OK, an update is due.
I reinstalled the NB radiator getting rid of the original plastic fasteners and created a combination of M3 vinyl screws that I shortened a bit and original springs from the fasteners. From the bottom of the board the screws are fixed with vinyl nuts, with a non-conductive 2mm thick rubber washer between the nut and the actual circuit board.
The length of the screws was chosen by trial and error, I ended up with threads being 18 mm long (
threads only, as the head dimensions may vary). This allows
some vertical movement of the radiator, but the springs are about 50% less visible (50% more compressed) compared to the original setup with plastic rivets.
I chose Noctua NT-H1 that was readily available in my neighborhood hardware store and followed the Noctua application guide (single 3mm drop).
I used the thermal pads to follow the layout
@TzunamiOSX pictured above.
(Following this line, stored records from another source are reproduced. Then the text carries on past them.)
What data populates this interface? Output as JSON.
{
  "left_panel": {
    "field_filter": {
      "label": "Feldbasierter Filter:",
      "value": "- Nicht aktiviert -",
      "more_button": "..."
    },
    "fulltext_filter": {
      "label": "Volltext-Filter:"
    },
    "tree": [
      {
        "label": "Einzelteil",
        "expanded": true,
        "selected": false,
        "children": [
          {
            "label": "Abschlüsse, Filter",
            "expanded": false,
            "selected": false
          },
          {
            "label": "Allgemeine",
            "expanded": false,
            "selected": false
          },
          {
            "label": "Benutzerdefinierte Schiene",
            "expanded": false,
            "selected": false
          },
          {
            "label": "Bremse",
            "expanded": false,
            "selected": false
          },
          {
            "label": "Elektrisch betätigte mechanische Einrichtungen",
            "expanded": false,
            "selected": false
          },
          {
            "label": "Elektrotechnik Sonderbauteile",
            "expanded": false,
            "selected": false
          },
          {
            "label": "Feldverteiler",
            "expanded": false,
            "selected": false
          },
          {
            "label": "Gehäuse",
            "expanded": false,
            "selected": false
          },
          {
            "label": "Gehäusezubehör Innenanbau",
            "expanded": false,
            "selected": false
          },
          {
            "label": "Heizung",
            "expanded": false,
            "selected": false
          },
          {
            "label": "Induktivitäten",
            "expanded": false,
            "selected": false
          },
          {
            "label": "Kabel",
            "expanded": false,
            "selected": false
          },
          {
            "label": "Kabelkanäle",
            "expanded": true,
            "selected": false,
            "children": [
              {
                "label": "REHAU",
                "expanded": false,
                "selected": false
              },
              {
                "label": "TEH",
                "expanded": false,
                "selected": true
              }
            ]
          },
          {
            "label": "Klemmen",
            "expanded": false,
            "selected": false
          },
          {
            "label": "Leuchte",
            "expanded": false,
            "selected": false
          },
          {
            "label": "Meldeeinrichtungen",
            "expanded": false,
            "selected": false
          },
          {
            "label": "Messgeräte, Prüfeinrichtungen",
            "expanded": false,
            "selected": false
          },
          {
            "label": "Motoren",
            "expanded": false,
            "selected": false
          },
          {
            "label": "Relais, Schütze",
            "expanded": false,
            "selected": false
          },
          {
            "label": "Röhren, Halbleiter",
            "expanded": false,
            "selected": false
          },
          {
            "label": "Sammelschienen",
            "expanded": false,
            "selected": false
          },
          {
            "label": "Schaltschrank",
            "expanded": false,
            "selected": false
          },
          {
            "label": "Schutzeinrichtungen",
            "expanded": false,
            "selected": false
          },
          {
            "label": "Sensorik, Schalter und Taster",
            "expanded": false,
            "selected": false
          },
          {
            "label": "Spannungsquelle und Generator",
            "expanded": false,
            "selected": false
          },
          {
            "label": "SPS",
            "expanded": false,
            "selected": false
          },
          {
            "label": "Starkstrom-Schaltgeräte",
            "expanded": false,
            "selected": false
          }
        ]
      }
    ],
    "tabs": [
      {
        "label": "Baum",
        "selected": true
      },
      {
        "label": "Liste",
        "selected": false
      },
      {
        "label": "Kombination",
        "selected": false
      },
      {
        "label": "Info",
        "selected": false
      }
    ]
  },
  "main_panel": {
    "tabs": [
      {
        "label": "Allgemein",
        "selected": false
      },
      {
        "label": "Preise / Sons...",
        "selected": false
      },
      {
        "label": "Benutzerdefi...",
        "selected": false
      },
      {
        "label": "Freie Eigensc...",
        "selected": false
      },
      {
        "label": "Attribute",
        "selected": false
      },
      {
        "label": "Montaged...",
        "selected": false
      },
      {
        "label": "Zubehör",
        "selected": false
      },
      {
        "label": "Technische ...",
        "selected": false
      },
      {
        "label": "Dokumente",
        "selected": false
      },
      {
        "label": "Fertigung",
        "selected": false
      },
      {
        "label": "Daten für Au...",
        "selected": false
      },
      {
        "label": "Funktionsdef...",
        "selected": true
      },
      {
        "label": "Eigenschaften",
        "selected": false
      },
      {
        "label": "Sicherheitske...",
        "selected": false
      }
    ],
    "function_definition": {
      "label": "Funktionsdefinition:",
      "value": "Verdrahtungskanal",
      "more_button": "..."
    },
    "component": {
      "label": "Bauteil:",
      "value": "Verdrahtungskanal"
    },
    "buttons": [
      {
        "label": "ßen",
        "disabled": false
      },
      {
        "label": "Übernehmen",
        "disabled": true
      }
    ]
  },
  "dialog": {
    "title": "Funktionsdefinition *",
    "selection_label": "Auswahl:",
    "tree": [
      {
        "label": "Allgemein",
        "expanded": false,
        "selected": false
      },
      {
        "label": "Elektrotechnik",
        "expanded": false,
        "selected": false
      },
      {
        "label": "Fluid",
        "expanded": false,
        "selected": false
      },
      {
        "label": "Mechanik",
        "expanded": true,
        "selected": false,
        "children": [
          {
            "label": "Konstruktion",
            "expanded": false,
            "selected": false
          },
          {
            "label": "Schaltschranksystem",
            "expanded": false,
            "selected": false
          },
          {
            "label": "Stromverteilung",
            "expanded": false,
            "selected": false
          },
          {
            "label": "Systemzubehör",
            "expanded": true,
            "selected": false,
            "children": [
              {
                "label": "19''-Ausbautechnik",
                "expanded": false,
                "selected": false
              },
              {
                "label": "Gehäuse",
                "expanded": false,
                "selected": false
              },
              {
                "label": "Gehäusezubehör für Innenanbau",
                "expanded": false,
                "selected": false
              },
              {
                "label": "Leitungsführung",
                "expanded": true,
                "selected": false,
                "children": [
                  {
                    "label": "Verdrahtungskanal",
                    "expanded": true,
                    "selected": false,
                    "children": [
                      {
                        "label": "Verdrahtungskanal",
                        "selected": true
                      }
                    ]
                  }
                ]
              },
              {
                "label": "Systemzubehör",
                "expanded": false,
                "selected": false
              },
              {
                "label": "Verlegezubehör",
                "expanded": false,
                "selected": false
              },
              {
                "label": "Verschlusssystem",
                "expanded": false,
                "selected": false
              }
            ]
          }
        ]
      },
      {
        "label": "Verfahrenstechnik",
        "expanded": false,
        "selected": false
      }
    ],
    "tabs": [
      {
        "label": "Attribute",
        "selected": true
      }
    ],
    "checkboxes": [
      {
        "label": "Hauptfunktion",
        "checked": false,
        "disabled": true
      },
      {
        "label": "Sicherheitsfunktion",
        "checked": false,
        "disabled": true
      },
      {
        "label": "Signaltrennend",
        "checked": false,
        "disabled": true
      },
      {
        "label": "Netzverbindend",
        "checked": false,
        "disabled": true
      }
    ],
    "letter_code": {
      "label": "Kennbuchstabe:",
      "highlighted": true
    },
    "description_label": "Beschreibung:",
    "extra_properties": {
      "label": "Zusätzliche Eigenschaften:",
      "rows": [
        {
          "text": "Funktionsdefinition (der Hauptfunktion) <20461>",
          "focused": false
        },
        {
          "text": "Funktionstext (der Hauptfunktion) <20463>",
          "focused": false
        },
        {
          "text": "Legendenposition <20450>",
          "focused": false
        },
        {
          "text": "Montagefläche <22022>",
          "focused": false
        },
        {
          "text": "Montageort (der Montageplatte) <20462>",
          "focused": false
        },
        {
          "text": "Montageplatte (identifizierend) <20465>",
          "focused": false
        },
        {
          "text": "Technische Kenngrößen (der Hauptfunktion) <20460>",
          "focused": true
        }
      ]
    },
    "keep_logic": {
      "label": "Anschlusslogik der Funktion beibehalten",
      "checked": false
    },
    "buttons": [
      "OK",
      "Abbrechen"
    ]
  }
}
Here comes the warning:
use thermal pads only if they are 1 mm thick - or less. I didn't do a detailed check while in store and bought 1.5mm thick pads instead. I warned you. Once I assembled everything back together (disassembly includes removing the board from the metal carrier, removing both CPU radiators, cleaning the old thermal compound from the CPUs, re-pasting the CPUs, the assembly is exactly as exciting) it only turned out the thermal pads I used were too thick and did not allow the desired contact between the NB chip and its radiator. When I started the computer, the X58 IOH diode rocketed to 95°C immediately.
Consumer advice break: use TGPro or any other fan control software that allows sensor-based fan speed policy to avoid a total disaster on your first startup. Yesterday before going to bed I set my BoostA to react to X58 IOH diode value, so fortunately once TGPro loaded it immediately started the fan on full speed. The temperature dropped to 85°C, so it was shutdown time and disassembly again.
Which is why you want to have the proper, thin thermal pads to not do things twice.
So I bought some 1mm pads, applied them and assembled everything together
again. It's now running for 20 minutes (probably mostly idle, but my measurements of ~82°C from past years were with more or less same usage patterns) with following result:
View attachment 2032222
The room temperature is currently 28.75°C (European heatwave, yikes!) so I believe this is a decent result. Also, as you see, the temperature indication difference between heatsink and diode also dropped to very acceptable 9 degrees.
Thanks guys for inspiring me to finally fix it.